E, em uma economia de livre-mercado, como aquela proposta pela Perestroika, isso seria fatal para a aviação comercial soviética.

Assim, o caminho encontrado foi novamente ir para o Ocidente, em busca de uma solução. Em nova consulta com as fabricantes americanas, para uma aeronave de grande raio e mais eficiente economicamente, a Boeing surgiu como principal interessada no projeto soviético.

Pelo pouco que se sabe sobre a transação, devido ao caos que se instalava na União Soviética, a Aeroflot estabelecera um acordo inicial para arrendar 10 747-400 para voos internacionais e de alta densidade da companhia, suplantando os ineficientes Il-62 e Il-82.

Boeing 747-400 Aeroflot
O acordo entre Aeroflot e Boeing para o arrendamento de alguns 747-400 chegou perto de se converter na primeira parceria URSS/EUA no campo da aviação durante a Guerra Fria. Créditos: Boeing

Obviamente, o acordo acabou não saindo do seu estágio de conversação, devido à deterioração interna da URSS no final de 1989.

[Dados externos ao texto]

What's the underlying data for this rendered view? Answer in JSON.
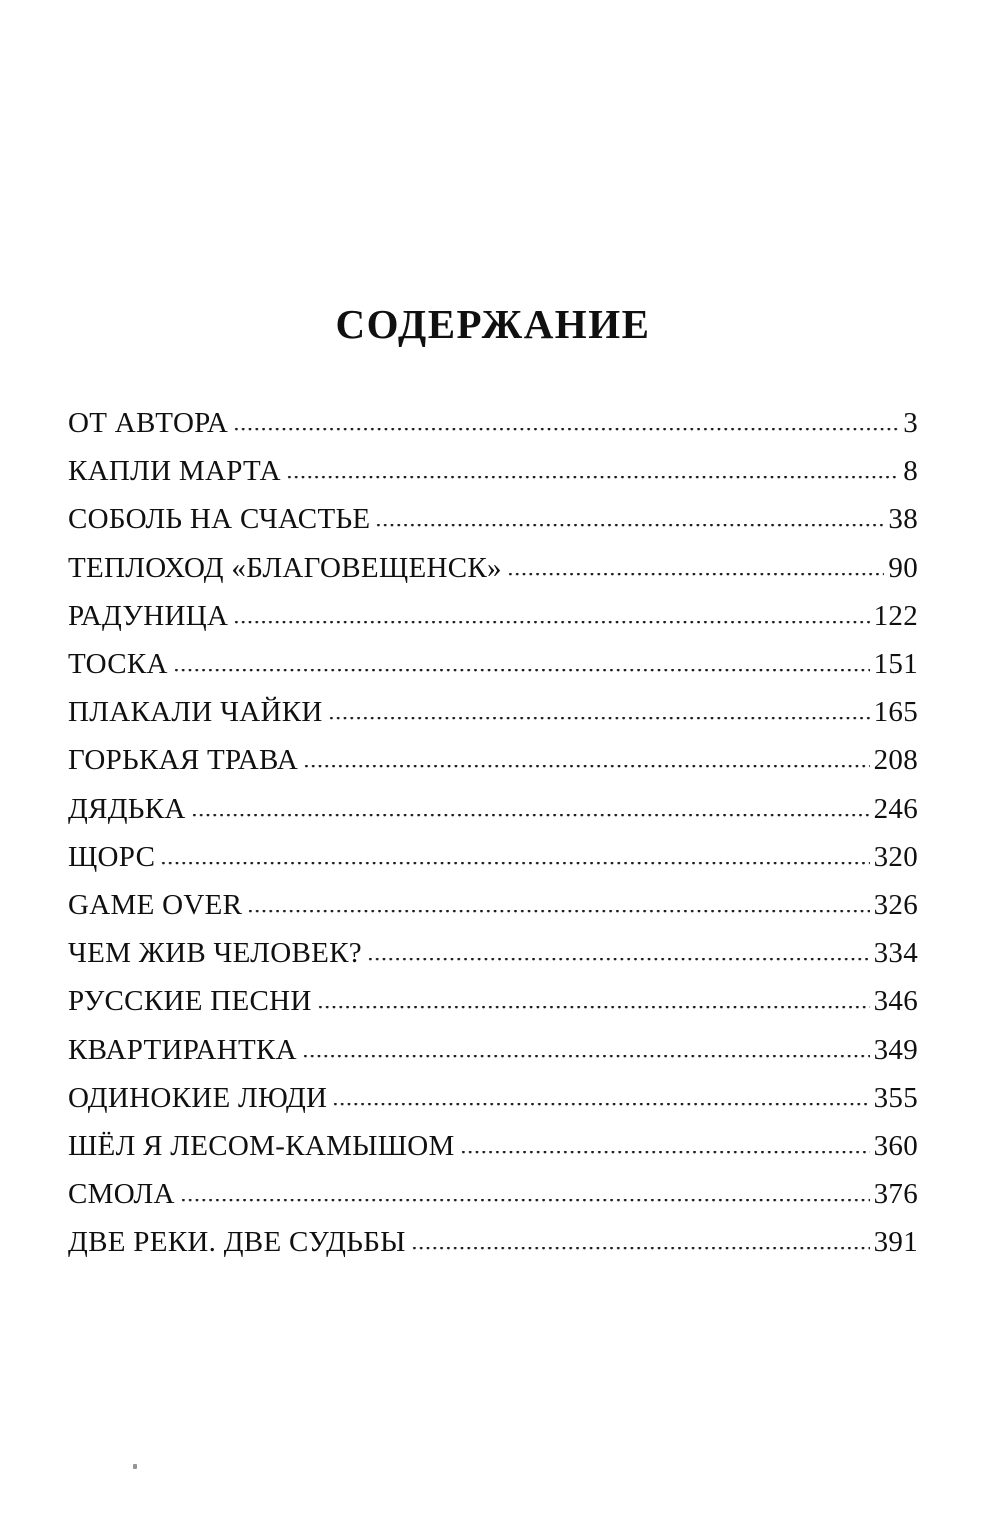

Assim, a última chance da Aeroflot operar aeronaves ocidentais ainda no período soviético foi por água abaixo. Seria somente em 1992, já sobre a égide da recém-criada federação russa que a Aeroflot viria a operar suas primeiras aeronaves originárias de países estrangeiros: os Airbus A310-300.

Demoraria mais dois anos até que a aliança entre Aeroflot e as construtoras de aeronaves americanas fosse finalmente concluída, com a empresa de carreira russa adicionando os primeiros Boeing 767-300ER em sua frota no ano de 1994.